I find it after six months have passed, when I decide to take down the last of her pencil drawings, underneath which is another one, taped up on the wall in her neat way. Oh my god. There, superimposed on one of the dozens of sketches she drew of the outside of me is a drawing of the inside of me. After everything that failed to happen, after everything that didn’t get said.

She has invented – I say invented because she hasn’t a clue what my inside is like – an unscientific sort of network of veins in pink, blue and lime green. Not my colours at all but then she doesn’t know what’s really in there; she never studied me well enough to know what my colours or tastes are and she never asked. So those colours are wrong.

The network of veins she has drawn inside me is as flimsy and delicate as a spider’s web whereas CJ’s depiction of the inside of me is more towards the boldness of the London Underground map because CJ thinks that’s how I function, all Broadway Boogie Woogie, but again, all those bright bold colours are wrong. And the edges ought to blur out, but CJ is far too anal retentive to let that happen.

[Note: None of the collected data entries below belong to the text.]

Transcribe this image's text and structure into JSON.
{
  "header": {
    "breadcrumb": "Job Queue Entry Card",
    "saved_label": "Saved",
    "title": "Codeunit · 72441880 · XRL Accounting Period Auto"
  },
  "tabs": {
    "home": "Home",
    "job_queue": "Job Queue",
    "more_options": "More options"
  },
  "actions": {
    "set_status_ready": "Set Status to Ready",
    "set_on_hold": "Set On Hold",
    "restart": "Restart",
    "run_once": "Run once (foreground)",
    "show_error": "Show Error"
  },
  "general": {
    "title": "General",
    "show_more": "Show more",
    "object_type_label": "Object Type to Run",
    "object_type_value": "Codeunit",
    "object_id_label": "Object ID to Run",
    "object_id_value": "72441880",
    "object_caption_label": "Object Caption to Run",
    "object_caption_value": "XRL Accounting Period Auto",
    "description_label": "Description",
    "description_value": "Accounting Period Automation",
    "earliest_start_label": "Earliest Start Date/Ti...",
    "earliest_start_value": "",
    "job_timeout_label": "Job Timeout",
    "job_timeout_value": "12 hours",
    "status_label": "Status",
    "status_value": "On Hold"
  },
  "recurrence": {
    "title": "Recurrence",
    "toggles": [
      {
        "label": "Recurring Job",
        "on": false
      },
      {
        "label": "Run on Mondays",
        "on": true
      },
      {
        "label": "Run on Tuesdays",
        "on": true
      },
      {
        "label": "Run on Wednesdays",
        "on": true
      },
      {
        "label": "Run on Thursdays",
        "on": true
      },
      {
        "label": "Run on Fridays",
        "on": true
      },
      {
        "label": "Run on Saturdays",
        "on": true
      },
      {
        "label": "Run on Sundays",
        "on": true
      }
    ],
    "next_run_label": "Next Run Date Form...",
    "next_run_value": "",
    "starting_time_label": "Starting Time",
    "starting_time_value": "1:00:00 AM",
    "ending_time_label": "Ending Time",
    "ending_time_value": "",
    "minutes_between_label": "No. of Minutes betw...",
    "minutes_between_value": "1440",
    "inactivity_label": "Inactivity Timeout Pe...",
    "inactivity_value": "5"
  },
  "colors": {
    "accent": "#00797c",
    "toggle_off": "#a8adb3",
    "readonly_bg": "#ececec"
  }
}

Perhaps I should be flattered that she perceived this sensitive-looking lacy fragility inside me. I evidently came across to her as complicated. If John on the other hand were to draw my insides he would draw a concrete network of motorways like Spaghetti Junction along which steam-rollers trundle, along which bulldozers bulldoze. A messy grey scribble with no flair or subtlety, the lack of which is no reflection on me but rather speaks volumes about John, who is not an artist but a plumber who can only visualise basic pipe systems. He would build me in Meccano alright but that’s as far as it could ever go.

Black canals is me. That stagnant network that joins up post-industrial cities. I am dark arteries. The black worms of my veins spewing out indelible ink when cut open. Ironically it is John who has a bit of insight into the sluggish passage of liquid along channels, who has the practical skills to steer along these waterways. The time I got cut by one of the above (I’ll leave you to puzzle it out – not John, obviously) was more devastating than today’s oil-spill which has already obliterated the sea-life of a whole ocean and the bird-life of half a continent, the full ramifications of which we cannot yet even guess at.